Well, both would be running continuously in the same process, so
they would negotiate with each other as required.  Dedupe runs first
on new extents to create a plan for increasing extent sharing, then
defrag creates a plan for sufficient logical/physical contiguity of
those extents after dedupe has cut them into content-aligned pieces.
Extents that are entirely duplicate simply disappear and do not form
part of the defrag workload (at least until it is time to defragment
free space...).  Both plans are combined and optimized, then the final
data relocation command sequence is sent to the filesystem.

> > > > Extent splitting in-place is not possible on btrfs, so extent boundary
> > > > changes necessarily involve data copies.  Reference counting is done
> > > > by extent in btrfs, so it is only possible to free complete extents.
> > > 
> > > Great, there is reference counting in btrfs. That helps. Good design.
> > 
> > Well, I say "reference counting" because I'm simplifying for an audience
> > that does not yet all know the low-level details.  The counter, such as
> > it is, gives values "zero" or "more than zero."  You never know exactly
> > how many references there are without doing the work to enumerate them.

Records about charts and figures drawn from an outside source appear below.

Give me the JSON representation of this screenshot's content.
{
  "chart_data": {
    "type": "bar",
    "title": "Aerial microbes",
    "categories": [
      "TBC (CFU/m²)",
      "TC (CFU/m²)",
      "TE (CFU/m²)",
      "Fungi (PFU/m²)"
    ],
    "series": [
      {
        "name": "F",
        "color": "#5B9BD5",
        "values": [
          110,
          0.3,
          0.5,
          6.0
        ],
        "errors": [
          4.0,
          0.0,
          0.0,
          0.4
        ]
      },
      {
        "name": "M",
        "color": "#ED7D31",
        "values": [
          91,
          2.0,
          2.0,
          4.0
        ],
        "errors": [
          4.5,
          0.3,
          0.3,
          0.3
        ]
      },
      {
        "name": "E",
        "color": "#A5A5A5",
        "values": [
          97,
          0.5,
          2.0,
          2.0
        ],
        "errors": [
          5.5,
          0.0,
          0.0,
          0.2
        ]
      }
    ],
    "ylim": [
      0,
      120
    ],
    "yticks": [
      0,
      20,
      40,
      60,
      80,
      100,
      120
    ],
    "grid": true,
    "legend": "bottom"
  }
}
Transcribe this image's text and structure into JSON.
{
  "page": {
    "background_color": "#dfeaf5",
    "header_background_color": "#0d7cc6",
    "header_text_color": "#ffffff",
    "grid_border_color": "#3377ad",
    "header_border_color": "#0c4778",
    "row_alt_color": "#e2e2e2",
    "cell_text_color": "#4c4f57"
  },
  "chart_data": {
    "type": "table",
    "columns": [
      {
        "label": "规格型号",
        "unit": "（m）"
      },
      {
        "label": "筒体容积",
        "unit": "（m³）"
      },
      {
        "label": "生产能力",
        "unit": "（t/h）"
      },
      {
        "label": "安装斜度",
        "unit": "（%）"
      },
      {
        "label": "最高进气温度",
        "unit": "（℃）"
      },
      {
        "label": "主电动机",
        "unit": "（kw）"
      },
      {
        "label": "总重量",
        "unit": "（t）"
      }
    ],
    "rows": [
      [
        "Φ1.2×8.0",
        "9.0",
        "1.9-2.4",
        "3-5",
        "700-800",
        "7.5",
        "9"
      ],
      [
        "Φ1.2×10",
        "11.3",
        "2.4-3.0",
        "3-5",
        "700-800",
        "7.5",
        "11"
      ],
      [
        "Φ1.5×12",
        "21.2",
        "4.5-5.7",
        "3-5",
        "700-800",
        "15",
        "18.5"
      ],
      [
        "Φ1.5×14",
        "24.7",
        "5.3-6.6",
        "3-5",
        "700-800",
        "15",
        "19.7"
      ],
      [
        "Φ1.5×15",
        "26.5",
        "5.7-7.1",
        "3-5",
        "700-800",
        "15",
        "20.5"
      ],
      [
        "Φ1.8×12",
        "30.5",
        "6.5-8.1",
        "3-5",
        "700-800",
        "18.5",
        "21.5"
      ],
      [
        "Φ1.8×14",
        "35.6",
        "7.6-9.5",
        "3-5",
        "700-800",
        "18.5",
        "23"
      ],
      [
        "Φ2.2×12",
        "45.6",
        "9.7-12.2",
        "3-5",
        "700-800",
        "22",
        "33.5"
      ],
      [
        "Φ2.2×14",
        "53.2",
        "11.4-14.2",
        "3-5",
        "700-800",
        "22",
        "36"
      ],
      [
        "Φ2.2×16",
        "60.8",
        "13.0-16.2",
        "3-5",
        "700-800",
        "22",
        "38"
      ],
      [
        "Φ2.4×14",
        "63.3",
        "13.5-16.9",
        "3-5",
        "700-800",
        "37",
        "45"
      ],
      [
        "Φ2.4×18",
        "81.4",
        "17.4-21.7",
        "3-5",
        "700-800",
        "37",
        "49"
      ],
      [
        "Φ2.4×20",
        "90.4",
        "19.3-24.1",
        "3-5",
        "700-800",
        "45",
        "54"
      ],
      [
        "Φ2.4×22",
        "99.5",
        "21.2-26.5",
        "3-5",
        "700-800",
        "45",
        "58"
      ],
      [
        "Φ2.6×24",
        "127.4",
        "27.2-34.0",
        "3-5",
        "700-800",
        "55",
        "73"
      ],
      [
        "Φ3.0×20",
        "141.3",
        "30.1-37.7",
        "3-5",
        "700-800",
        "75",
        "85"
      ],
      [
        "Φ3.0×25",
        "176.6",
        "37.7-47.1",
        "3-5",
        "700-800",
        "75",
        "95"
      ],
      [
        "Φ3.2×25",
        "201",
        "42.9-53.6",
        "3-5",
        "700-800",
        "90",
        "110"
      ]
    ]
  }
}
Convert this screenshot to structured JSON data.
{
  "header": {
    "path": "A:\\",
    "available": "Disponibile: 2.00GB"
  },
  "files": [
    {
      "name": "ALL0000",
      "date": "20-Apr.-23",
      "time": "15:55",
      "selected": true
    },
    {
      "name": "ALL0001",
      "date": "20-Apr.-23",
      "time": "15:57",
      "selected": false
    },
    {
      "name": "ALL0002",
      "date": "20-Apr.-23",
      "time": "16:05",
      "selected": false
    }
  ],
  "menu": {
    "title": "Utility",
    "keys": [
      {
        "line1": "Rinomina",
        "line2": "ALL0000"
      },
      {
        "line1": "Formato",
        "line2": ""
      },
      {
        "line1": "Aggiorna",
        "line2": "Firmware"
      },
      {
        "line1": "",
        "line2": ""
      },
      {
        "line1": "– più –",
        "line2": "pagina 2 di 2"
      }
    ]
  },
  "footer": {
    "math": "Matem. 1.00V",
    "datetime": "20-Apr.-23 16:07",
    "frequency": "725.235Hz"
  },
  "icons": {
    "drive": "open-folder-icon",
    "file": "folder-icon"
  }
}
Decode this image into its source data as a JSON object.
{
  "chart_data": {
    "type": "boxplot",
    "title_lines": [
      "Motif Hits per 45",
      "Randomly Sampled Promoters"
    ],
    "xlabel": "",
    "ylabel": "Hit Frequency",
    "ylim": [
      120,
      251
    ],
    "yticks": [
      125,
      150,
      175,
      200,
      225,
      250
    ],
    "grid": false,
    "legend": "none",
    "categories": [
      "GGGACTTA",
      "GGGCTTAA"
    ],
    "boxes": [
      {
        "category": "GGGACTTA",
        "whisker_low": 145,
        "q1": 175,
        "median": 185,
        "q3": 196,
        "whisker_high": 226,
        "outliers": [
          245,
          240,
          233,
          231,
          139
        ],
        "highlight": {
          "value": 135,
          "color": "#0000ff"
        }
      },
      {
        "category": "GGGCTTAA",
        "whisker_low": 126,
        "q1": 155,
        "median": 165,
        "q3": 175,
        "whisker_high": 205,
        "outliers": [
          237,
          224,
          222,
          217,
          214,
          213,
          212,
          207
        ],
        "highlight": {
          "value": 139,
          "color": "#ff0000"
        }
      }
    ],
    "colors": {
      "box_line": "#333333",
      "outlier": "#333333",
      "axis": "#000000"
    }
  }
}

> > The "is extent unique" function in btrfs runs the enumeration loop until
> > the second reference is found or the supply of references is exhausted,
> > whichever comes first.  It's a tradeoff to make snapshots fast.
> 
> Well, that's a disappointment.
> 
> > When a reference is created to a new extent, it refers to the entire
> > extent.  References can refer to parts of extents (the reference has an
> > offset and length field), so when an extent is partially overwritten, the
> > extent is not modified.  Only the reference is modified, to make it refer
> > to a subset of the extent (references in other snapshots are not changed,
> > and the extent data itself is immutable).  This makes POSIX fast, but it
> > creates some headaches related to garbage collection, dedupe, defrag, etc.
> 
> Ok, got it. Thaks.
> 
> 
> 
>